Afrik : Comment se déroule le procès d’Ahmed Boukhari ?

Benabdesslam Abdelalih : Ce procès est injuste et injustifié ! Même son arrestation est illégale. Il a été arrêté dans la rue sans mandat d’arrêt, ni convocation. C’est un acte hors-la-loi. On veut l’intimider et le faire taire. Son avocat n’a pas accès à son dossier !

Afrik : Il est poursuivi pour une affaire de chèques sans provision…

Benabdesslam Abdelalih : C’est une affaire réglée. Ahmed Boukhari a passé un an de prison en 1998 pour cette affaire. La défense ne peut malheureusement pas le prouver car le dossier de l’instruction est entre les mains du procureur et ce dernier en interdit l’accès à la défense ! Le président du tribunal demande des preuves à la défense alors que c’est lui-même qui l’a informée que tous les documents sont entre les mains du procureur. Nous sommes très inquiets pour Ahmed Boukhari.

Afrik : Vous sous-entendez que les autorités sont complices de ce procès ?

Benabdesslam Abdelalih : Cette arrestation est liée à l’affaire Ben Barka. Il y a des gens qui ne veulent pas que la vérité éclate…

Afrik : Qui sont ces gens-là ?

Benabdesslam Abdelalih : Tous les tortionnaires et les assassins qui ont tué et fait disparaître les opposants et les militants des droits de l’Homme pendant 40 ans.

Afrik : Mais aujourd’hui, c’est les opposants, et à leur tête Abderahmane Youssoufi qui sont au pouvoir. Pour quelles raisons auront-ils peur de la vérité ?

Benabdesslam Abdelalih : L’USFP (parti du Premier ministre, ndlr) ne contrôle pas les ministères de souveraineté. Le ministère de la Justice et celui de l’intérieur sont hors de ses compétences (ils sont sous l’autorité du Roi, ndlr). L’USFP a même déposé une plainte contre les tortionnaires.

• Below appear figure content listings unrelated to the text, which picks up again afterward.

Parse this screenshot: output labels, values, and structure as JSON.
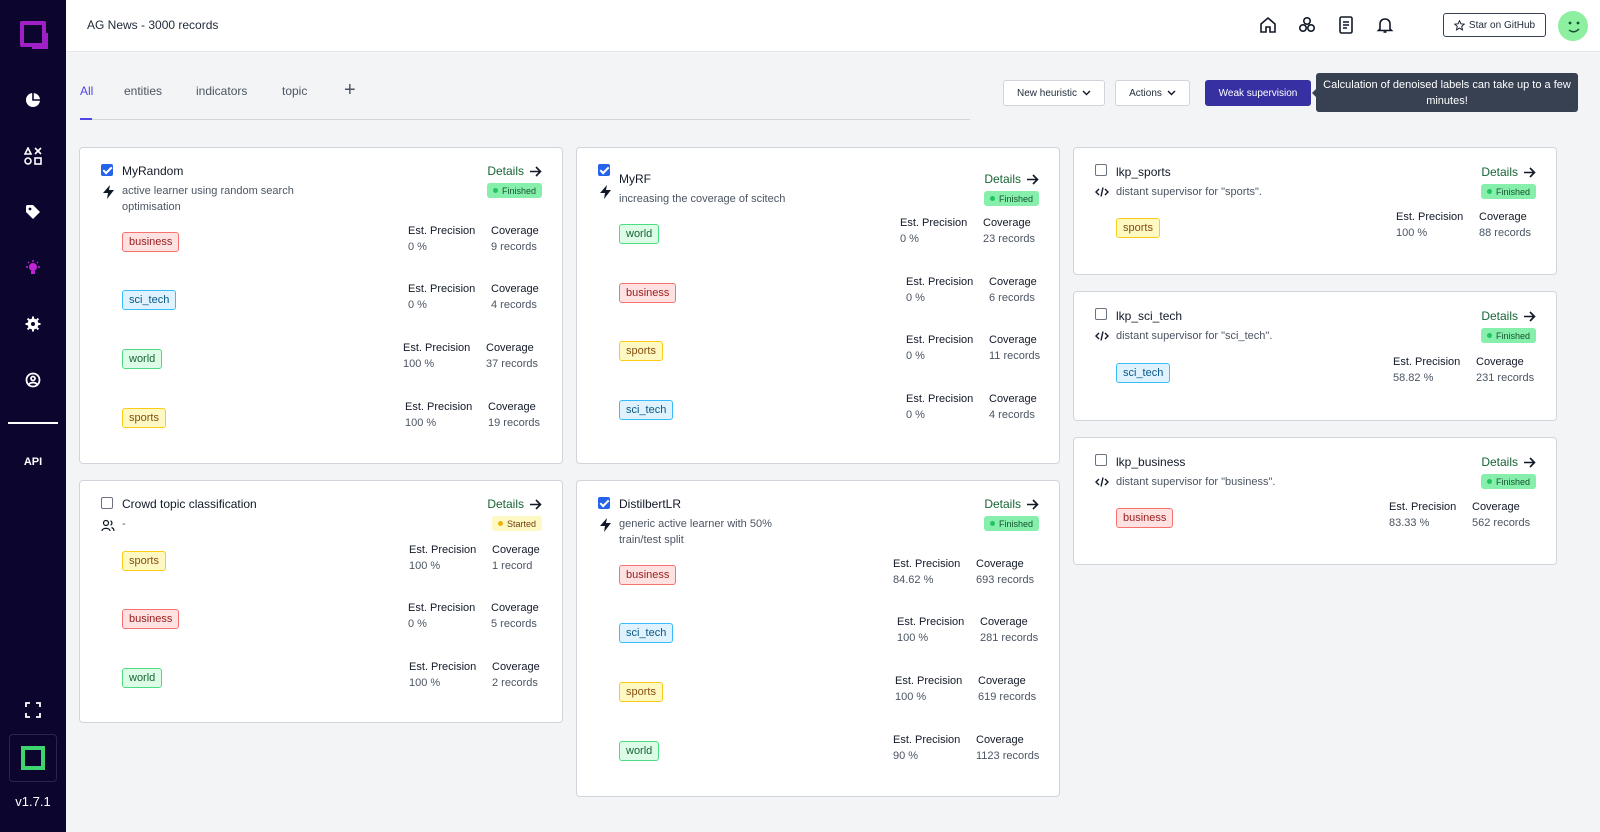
{
  "app": {
    "project_title": "AG News - 3000 records",
    "version": "v1.7.1",
    "api_label": "API",
    "github_label": "Star on GitHub"
  },
  "tabs": [
    {
      "label": "All",
      "active": true
    },
    {
      "label": "entities"
    },
    {
      "label": "indicators"
    },
    {
      "label": "topic"
    }
  ],
  "toolbar": {
    "new_heuristic": "New heuristic",
    "actions": "Actions",
    "weak_supervision": "Weak supervision",
    "tooltip": "Calculation of denoised labels can take up to a few minutes!"
  },
  "metric_labels": {
    "precision": "Est. Precision",
    "coverage": "Coverage"
  },
  "details_label": "Details",
  "colors": {
    "accent": "#3730a3",
    "sidebar": "#0c052e",
    "finished": "#86efac",
    "started": "#fef9c3"
  },
  "cards": [
    {
      "name": "MyRandom",
      "desc": "active learner using random search optimisation",
      "checked": true,
      "icon": "bolt-icon",
      "status": "Finished",
      "labels": [
        {
          "label": "business",
          "precision": "0 %",
          "coverage": "9 records"
        },
        {
          "label": "sci_tech",
          "precision": "0 %",
          "coverage": "4 records"
        },
        {
          "label": "world",
          "precision": "100 %",
          "coverage": "37 records"
        },
        {
          "label": "sports",
          "precision": "100 %",
          "coverage": "19 records"
        }
      ]
    },
    {
      "name": "Crowd topic classification",
      "desc": "-",
      "checked": false,
      "icon": "users-icon",
      "status": "Started",
      "labels": [
        {
          "label": "sports",
          "precision": "100 %",
          "coverage": "1 record"
        },
        {
          "label": "business",
          "precision": "0 %",
          "coverage": "5 records"
        },
        {
          "label": "world",
          "precision": "100 %",
          "coverage": "2 records"
        }
      ]
    },
    {
      "name": "MyRF",
      "desc": "increasing the coverage of scitech",
      "checked": true,
      "icon": "bolt-icon",
      "status": "Finished",
      "labels": [
        {
          "label": "world",
          "precision": "0 %",
          "coverage": "23 records"
        },
        {
          "label": "business",
          "precision": "0 %",
          "coverage": "6 records"
        },
        {
          "label": "sports",
          "precision": "0 %",
          "coverage": "11 records"
        },
        {
          "label": "sci_tech",
          "precision": "0 %",
          "coverage": "4 records"
        }
      ]
    },
    {
      "name": "DistilbertLR",
      "desc": "generic active learner with 50% train/test split",
      "checked": true,
      "icon": "bolt-icon",
      "status": "Finished",
      "labels": [
        {
          "label": "business",
          "precision": "84.62 %",
          "coverage": "693 records"
        },
        {
          "label": "sci_tech",
          "precision": "100 %",
          "coverage": "281 records"
        },
        {
          "label": "sports",
          "precision": "100 %",
          "coverage": "619 records"
        },
        {
          "label": "world",
          "precision": "90 %",
          "coverage": "1123 records"
        }
      ]
    },
    {
      "name": "lkp_sports",
      "desc": "distant supervisor for \"sports\".",
      "checked": false,
      "icon": "code-icon",
      "status": "Finished",
      "labels": [
        {
          "label": "sports",
          "precision": "100 %",
          "coverage": "88 records"
        }
      ]
    },
    {
      "name": "lkp_sci_tech",
      "desc": "distant supervisor for \"sci_tech\".",
      "checked": false,
      "icon": "code-icon",
      "status": "Finished",
      "labels": [
        {
          "label": "sci_tech",
          "precision": "58.82 %",
          "coverage": "231 records"
        }
      ]
    },
    {
      "name": "lkp_business",
      "desc": "distant supervisor for \"business\".",
      "checked": false,
      "icon": "code-icon",
      "status": "Finished",
      "labels": [
        {
          "label": "business",
          "precision": "83.33 %",
          "coverage": "562 records"
        }
      ]
    }
  ]
}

Afrik : Ces  » tortionnaires  » sont-ils encore puissants ?

Benabdesslam Abdelalih : Ecoutez, comble de l’ironie, c’est le chef de la tristement célèbre Brigade spéciale nationale qui s’occupe de l’arrestation et de la disparition des opposants, Youcef Haddour, qui a représenté le Maroc à Genève au sommet sur les droits de l’Homme ! C’est vous dire que ces gens-là occupent encore de très hauts postes.

Afrik : Quelles actions allez-vous entreprendre pour la libération Ahmed Boukhari ?

Benabdesslam Abdelalih : Nous allons continuer notre travail et faire en sorte que les tortionnaires et les assassins de ces 40 dernières années passent devant les tribunaux. Il faut bannir la culture de l’impunité.